On connaitrait, aprés tant d'années de recherches, l'endroit exact, où est mort Jules César...

En octobre 45 avant J.-C., de retour d’Espagne où il a écrasé les derniers partisans du parti pompéien, le célèbre politicien et super soldat Jules César, également fort bien considéré dans les milieux littéraires romains pour sa «Guerre des Gaules» (un franc succès, surtout depuis qu’Astérix a donné sa version de l’histoire), s’octroie son cinquième triomphe.
Autrement dit une manif’ d’autocélébration aux dimensions pharaoniques, avec éléphants, défilé aux flambeaux, open bar dans toute la ville, dont quelques scènes du «Cléopâtre» de Mankiewicz donnent une faible idée. Une décision que Plutarque, un des plus fins journalistes de l’époque, qualifiera d’erreur politique majeure, un triomphe ne pouvant célébrer qu’une victoire sur une puissance ennemie de Rome, et sûrement pas l’envoi au tapis de quelques séditieux.

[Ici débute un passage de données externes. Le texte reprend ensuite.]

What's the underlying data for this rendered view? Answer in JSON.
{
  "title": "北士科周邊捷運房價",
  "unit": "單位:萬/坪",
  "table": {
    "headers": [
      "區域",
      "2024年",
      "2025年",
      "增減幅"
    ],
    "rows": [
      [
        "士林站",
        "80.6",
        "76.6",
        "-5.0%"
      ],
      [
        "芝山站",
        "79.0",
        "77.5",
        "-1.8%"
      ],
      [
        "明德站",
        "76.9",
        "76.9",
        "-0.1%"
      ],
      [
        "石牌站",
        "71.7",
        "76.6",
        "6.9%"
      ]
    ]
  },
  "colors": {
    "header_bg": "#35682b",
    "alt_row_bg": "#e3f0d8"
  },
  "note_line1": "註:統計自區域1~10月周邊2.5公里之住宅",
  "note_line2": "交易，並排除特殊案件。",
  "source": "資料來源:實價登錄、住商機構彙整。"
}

Bref, Jules César a pris la grosse tête. Certains, suspectant qu’il ait même l’intention d’en finir avec la République et de se faire couronner roi, commencent à comploter contre lui. Et quand, le 14 février - 44, le Sénat lui confère la dictature perpétuelle, les conjurés décident de passer à l’action. Donc de l’assassiner le jour des Ides de Mars (le 15 mars - 44), quand celui-ci se rendra à la réunion du Sénat qui doit se retenir dans la Curia Pompéia, sur le Champ de Mars.
Aussitôt dit aussitôt fait, et César se retrouve ce jour-là lardé de 23 coups de couteau, dont le dernier, porté par Brutus, lui donna l’occasion de prononcer une ultime réplique, appelée à un bel avenir dans les dictionnaires de citations: «Toi aussi, mon fils?»
Eh bien, figurez-vous qu’une équipe de scientifiques espagnols vient de localiser, «au mètre près» si l’on en croit «le Figaro» de ce jour, l’endroit où César s’est écroulé. En effet, l’équipe du Centre supérieur de recherches scientifiques (CSIC) dirigée par Antonio Monterroso a annoncé mercredi dernier lors d’une conférence de presse,
«qu’elle avait découvert une structure de ciment d’environ trois mètres de large sur deux mètres de haut qui aurait été mise en place sur le lieu exact du crime sur ordre d’Octave Auguste, fils adoptif de César à qui il succèdera en devenant le premier empereur romain.»
Une construction dont témoignaient quelques textes classiques, mais dont on n’avait jamais retrouvé jusqu’à ce jour de traces matérielles.
Reste juste à vérifier que le ciment de cette structure date bien de l’époque où Octave Auguste est devenu le premier empereur de Rome.